Riku had grinned at him.

"I am successful. I'm more successful than you'll ever be."

"I was so mad at you," I admitted for the first time, squeezing your hand as hard as I could. You're going to have bruises when you get to heaven. "It was because you were right. And I was so mad at you because I had made all the 'right' choices, and I was miserable, and you had made the 'wrong' ones, and you were happy."

A small, victorious smile passed over your face, an 'I told you so, Sora.' With a shaky hand, I reach forward and brush your long bangs from your face. Your hair used to be such a brilliant shade of silver. Now it's dead, a flat gray.

You never told me you were sick. I understand, you didn't want pity. Still, to live everyday knowing you wouldn't live to reach thirty. How hard that must have been, how sad. I wish I could've been there for you instead of wallowing in my own self pity.

How I wished I could have forgiven you for a sin you never committed. You forgave me as soon as I grabbed your hand in this cold hospital room.

Then, Kairi called me. I recognized her instantly, even after all those years her voice had barely changed. You were out of time, she said, out of life.

You had a disease, a genetic one that had been mostly recessive until you. That's why your hair was such an unnatural shade, that's why you were coughing up blood in the hallway.

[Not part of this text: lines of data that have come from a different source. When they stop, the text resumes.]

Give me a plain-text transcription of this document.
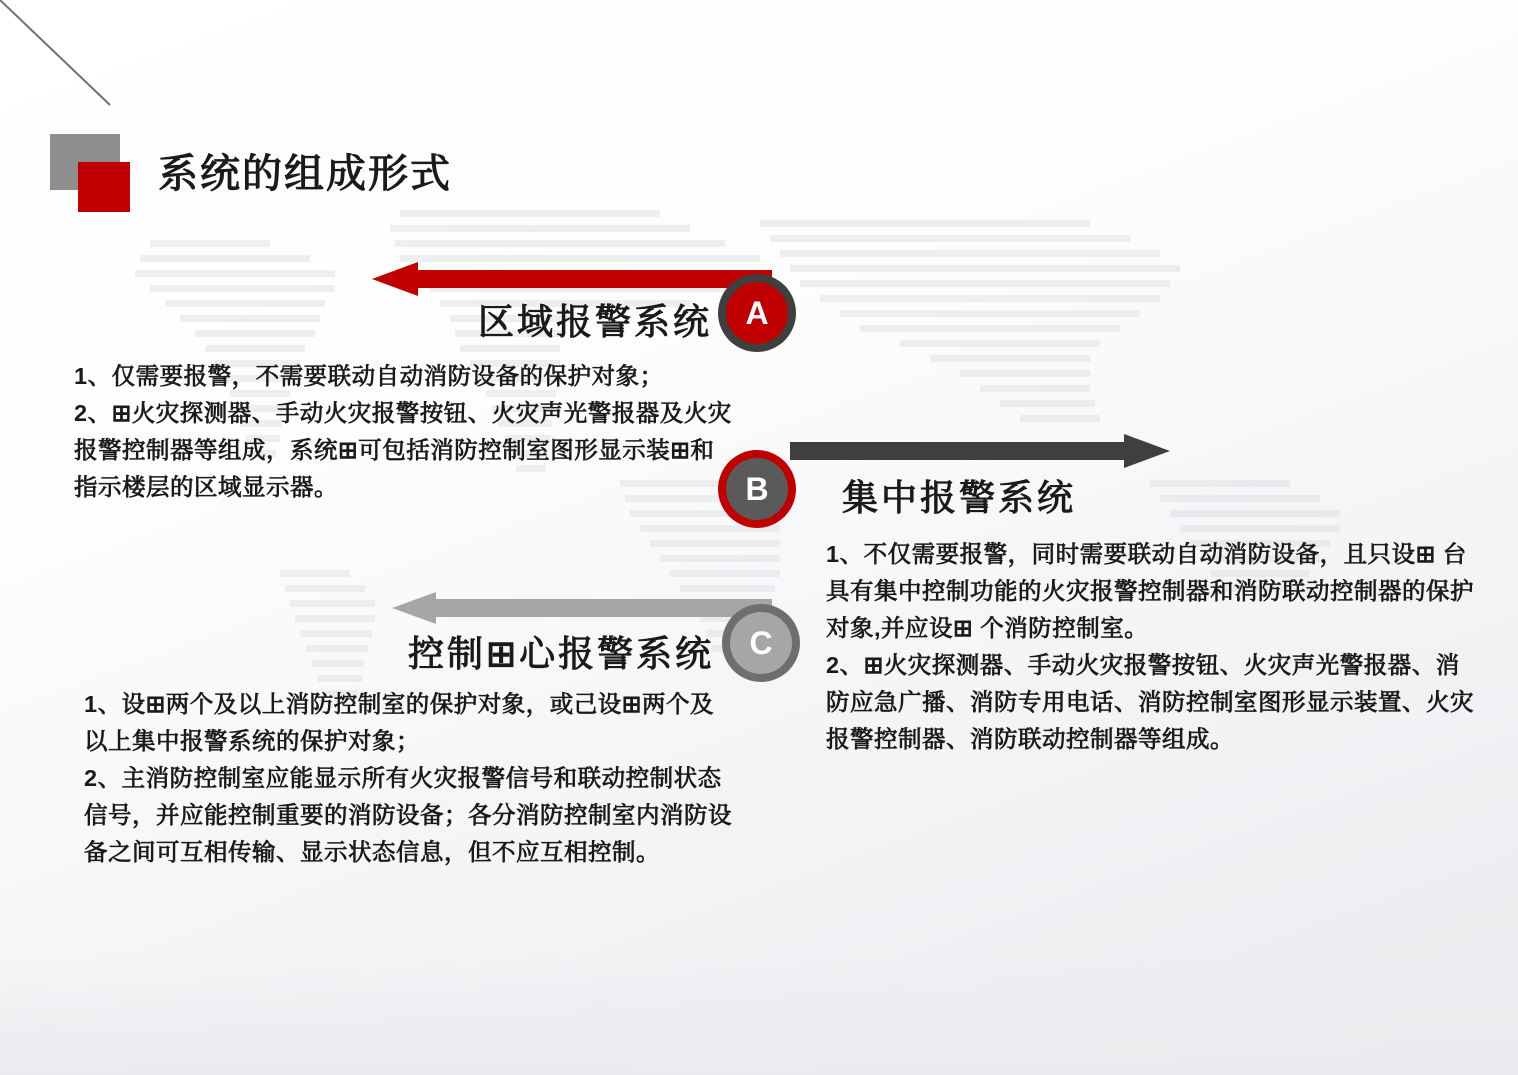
系统的组成形式
区域报警系统	A

1、仅需要报警，不需要联动自动消防设备的保护对象；

2、⊞火灾探测器、手动火灾报警按钮、火灾声光警报器及火灾报警控制器等组成，系统⊞可包括消防控制室图形显示装⊞和指示楼层的区域显示器。	集中报警系统
B

1、不仅需要报警，同时需要联动自动消防设备，且只设⊞ 台具有集中控制功能的火灾报警控制器和消防联动控制器的保护对象,并应设⊞ 个消防控制室。

2、⊞火灾探测器、手动火灾报警按钮、火灾声光警报器、消防应急广播、消防专用电话、消防控制室图形显示装置、火灾报警控制器、消防联动控制器等组成。

控制⊞心报警系统	C

1、设⊞两个及以上消防控制室的保护对象，或己设⊞两个及以上集中报警系统的保护对象；

2、主消防控制室应能显示所有火灾报警信号和联动控制状态信号，并应能控制重要的消防设备；各分消防控制室内消防设备之间可互相传输、显示状态信息，但不应互相控制。
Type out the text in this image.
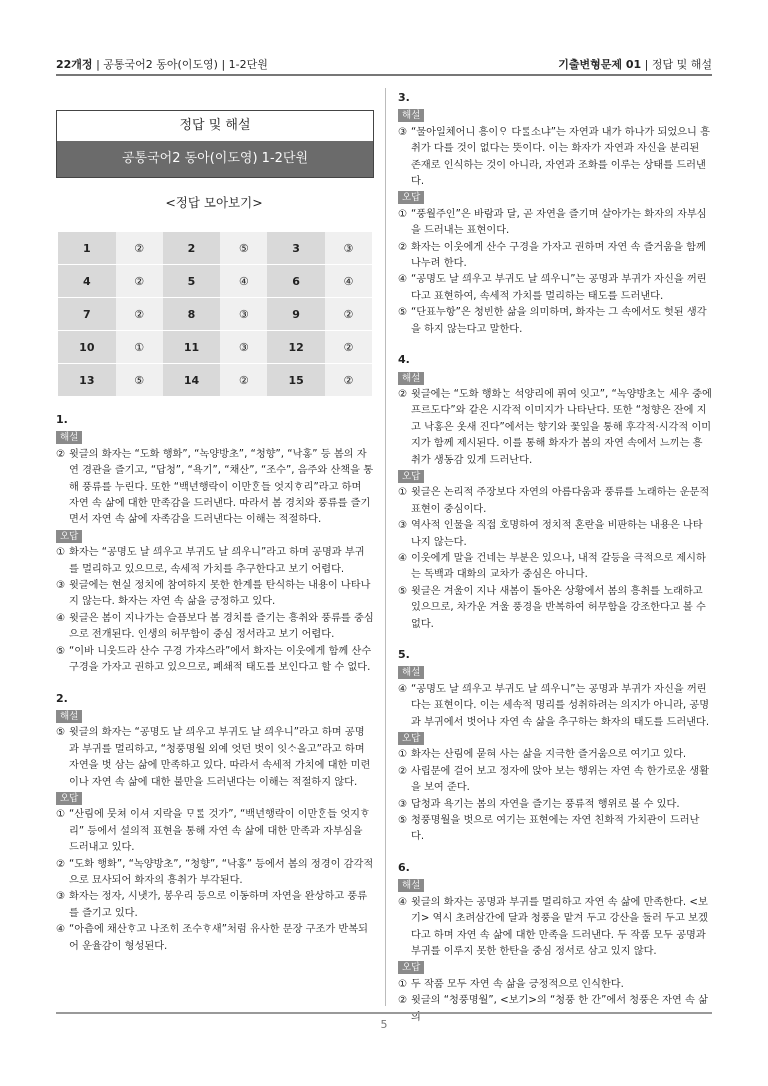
22개정 | 공통국어2 동아(이도영) | 1-2단원	기출변형문제 01 | 정답 및 해설
정답 및 해설
공통국어2 동아(이도영) 1-2단원
<정답 모아보기>
1	②	2	⑤	3	③
4	②	5	④	6	④
7	②	8	③	9	②
10	①	11	③	12	②
13	⑤	14	②	15	②
1.
해설
② 윗글의 화자는 “도화 행화”, “녹양방초”, “청향”, “낙홍” 등 봄의 자연 경관을 즐기고, “답청”, “욕기”, “채산”, “조수”, 음주와 산책을 통해 풍류를 누린다. 또한 “백년행락이 이만ᄒᆞᆫ들 엇지ᄒᆞ리”라고 하며 자연 속 삶에 대한 만족감을 드러낸다. 따라서 봄 경치와 풍류를 즐기면서 자연 속 삶에 자족감을 드러낸다는 이해는 적절하다.
오답
① 화자는 “공명도 날 ᄭᅴ우고 부귀도 날 ᄭᅴ우니”라고 하며 공명과 부귀를 멀리하고 있으므로, 속세적 가치를 추구한다고 보기 어렵다.
③ 윗글에는 현실 정치에 참여하지 못한 한계를 탄식하는 내용이 나타나지 않는다. 화자는 자연 속 삶을 긍정하고 있다.
④ 윗글은 봄이 지나가는 슬픔보다 봄 경치를 즐기는 흥취와 풍류를 중심으로 전개된다. 인생의 허무함이 중심 정서라고 보기 어렵다.
⑤ “이바 니웃드라 산수 구경 가쟈스라”에서 화자는 이웃에게 함께 산수 구경을 가자고 권하고 있으므로, 폐쇄적 태도를 보인다고 할 수 없다.
2.
해설
⑤ 윗글의 화자는 “공명도 날 ᄭᅴ우고 부귀도 날 ᄭᅴ우니”라고 하며 공명과 부귀를 멀리하고, “청풍명월 외예 엇던 벗이 잇ᄉᆞ올고”라고 하며 자연을 벗 삼는 삶에 만족하고 있다. 따라서 속세적 가치에 대한 미련이나 자연 속 삶에 대한 불만을 드러낸다는 이해는 적절하지 않다.
오답
① “산림에 뭇쳐 이셔 지락을 ᄆᆞᄅᆞᆯ 것가”, “백년행락이 이만ᄒᆞᆫ들 엇지ᄒᆞ리” 등에서 설의적 표현을 통해 자연 속 삶에 대한 만족과 자부심을 드러내고 있다.
② “도화 행화”, “녹양방초”, “청향”, “낙홍” 등에서 봄의 정경이 감각적으로 묘사되어 화자의 흥취가 부각된다.
③ 화자는 정자, 시냇가, 봉우리 등으로 이동하며 자연을 완상하고 풍류를 즐기고 있다.
④ “아츰에 채산ᄒᆞ고 나조ᄒᆡ 조수ᄒᆞ새”처럼 유사한 문장 구조가 반복되어 운율감이 형성된다.
3.
해설
③ “물아일체어니 흥이ᄋᆞ 다ᄅᆞᆯ소냐”는 자연과 내가 하나가 되었으니 흥취가 다를 것이 없다는 뜻이다. 이는 화자가 자연과 자신을 분리된 존재로 인식하는 것이 아니라, 자연과 조화를 이루는 상태를 드러낸다.
오답
① “풍월주인”은 바람과 달, 곧 자연을 즐기며 살아가는 화자의 자부심을 드러내는 표현이다.
② 화자는 이웃에게 산수 구경을 가자고 권하며 자연 속 즐거움을 함께 나누려 한다.
④ “공명도 날 ᄭᅴ우고 부귀도 날 ᄭᅴ우니”는 공명과 부귀가 자신을 꺼린다고 표현하여, 속세적 가치를 멀리하는 태도를 드러낸다.
⑤ “단표누항”은 청빈한 삶을 의미하며, 화자는 그 속에서도 헛된 생각을 하지 않는다고 말한다.
4.
해설
② 윗글에는 “도화 행화ᄂᆞᆫ 석양리에 퓌여 잇고”, “녹양방초ᄂᆞᆫ 세우 중에 프르도다”와 같은 시각적 이미지가 나타난다. 또한 “청향은 잔에 지고 낙홍은 옷새 진다”에서는 향기와 꽃잎을 통해 후각적·시각적 이미지가 함께 제시된다. 이를 통해 화자가 봄의 자연 속에서 느끼는 흥취가 생동감 있게 드러난다.
오답
① 윗글은 논리적 주장보다 자연의 아름다움과 풍류를 노래하는 운문적 표현이 중심이다.
③ 역사적 인물을 직접 호명하여 정치적 혼란을 비판하는 내용은 나타나지 않는다.
④ 이웃에게 말을 건네는 부분은 있으나, 내적 갈등을 극적으로 제시하는 독백과 대화의 교차가 중심은 아니다.
⑤ 윗글은 겨울이 지나 새봄이 돌아온 상황에서 봄의 흥취를 노래하고 있으므로, 차가운 겨울 풍경을 반복하여 허무함을 강조한다고 볼 수 없다.
5.
해설
④ “공명도 날 ᄭᅴ우고 부귀도 날 ᄭᅴ우니”는 공명과 부귀가 자신을 꺼린다는 표현이다. 이는 세속적 명리를 성취하려는 의지가 아니라, 공명과 부귀에서 벗어나 자연 속 삶을 추구하는 화자의 태도를 드러낸다.
오답
① 화자는 산림에 묻혀 사는 삶을 지극한 즐거움으로 여기고 있다.
② 사립문에 걸어 보고 정자에 앉아 보는 행위는 자연 속 한가로운 생활을 보여 준다.
③ 답청과 욕기는 봄의 자연을 즐기는 풍류적 행위로 볼 수 있다.
⑤ 청풍명월을 벗으로 여기는 표현에는 자연 친화적 가치관이 드러난다.
6.
해설
④ 윗글의 화자는 공명과 부귀를 멀리하고 자연 속 삶에 만족한다. <보기> 역시 초려삼간에 달과 청풍을 맡겨 두고 강산을 둘러 두고 보겠다고 하며 자연 속 삶에 대한 만족을 드러낸다. 두 작품 모두 공명과 부귀를 이루지 못한 한탄을 중심 정서로 삼고 있지 않다.
오답
① 두 작품 모두 자연 속 삶을 긍정적으로 인식한다.
② 윗글의 “청풍명월”, <보기>의 “청풍 한 간”에서 청풍은 자연 속 삶의
5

You, infallible Riku, were dying. It wasn't plausible.

"And then, I forgave you, and I came rushing to your side. Here I am Riku. Here I am."

I vaguely registered the beeping as it stopped, more focused on your hand as it lost its loose grip on mine. Your face looked so incredibly peaceful for a moment before every expression faded away. It was at that point I knew that you were gone. They could try and resuscitate you for a million years and it wouldn't work because your heart, the part of you that made you Riku, was gone.

It felt like a dagger had stabbed my heart repeatedly. I cried for you, gasping for breath. They say real crying is like real sex: messy, not pretty.

My tears splashed onto the cold hard floor and I sank to my knees. Over the next years of my life, I would lose my wife and my mother, but it never hurt as much as watching you die.

Nothing could ever compare to watching your life slip away from you, and knowing I had lost so many years with you because of close minded stupidity.

I never loved you romantically, but I can say that what we had was deeper than what most lovers achieve. Our destroyed friendship meant more to me than anything else. You were my first friend, and my best friend. It was something special, that can only happen once in your life, if you're lucky enough. I was lucky enough, but I let go, and I let you drift away.

I didn't go to your funeral. I didn't want to see your dead body being lowered into the ground and buried beneath fake plastic grass.

Years pass, and I try to live a life that would make you proud. I quit my day job and became a photographer for some nature magazine, traveling all over the world.

I remarried after my wife died, though Kairi proposed to me, not the other way around. Our wedding was hardly traditional, but then again, Kairi's hardly traditional. She's more than traditional. I'd like to think that you'd be happy for me, but I don't really know.

And I watched every sunrise I could and smiled during the spring. I picked flowers and read poetry and flicked off the world once or twice.

I breathed in the fresh spring air and had snowball fights during the winter. Then again, you never saw snow, did you? It's beautiful, Riku. It reminds me of your hair.

Now, I'm lying here. My hair had long since lost its spikiness and turned gray, not silver like yours, but gray. I have wrinkles on my face and grandchildren surrounding me. Kairi's holding my hand, her hair just as gray as mine but her face much more youthful. I love her, and I'm happy I'm dying first, because as selfish as it is, I don't want to feel the pain of loosing her.

Beckoning my youngest grandson (he looks like Kairi, with gorgeous red hair and violet eyes) to my bedside, I smile and grip his hand like you gripped mine so long ago.

"Riku," yes, I asked his parents to name him after you, "there are three things you are confronted with in this world: things you should do, things you can do, and the things you actually do. My only regret in life is that I did more of the last one than the first two."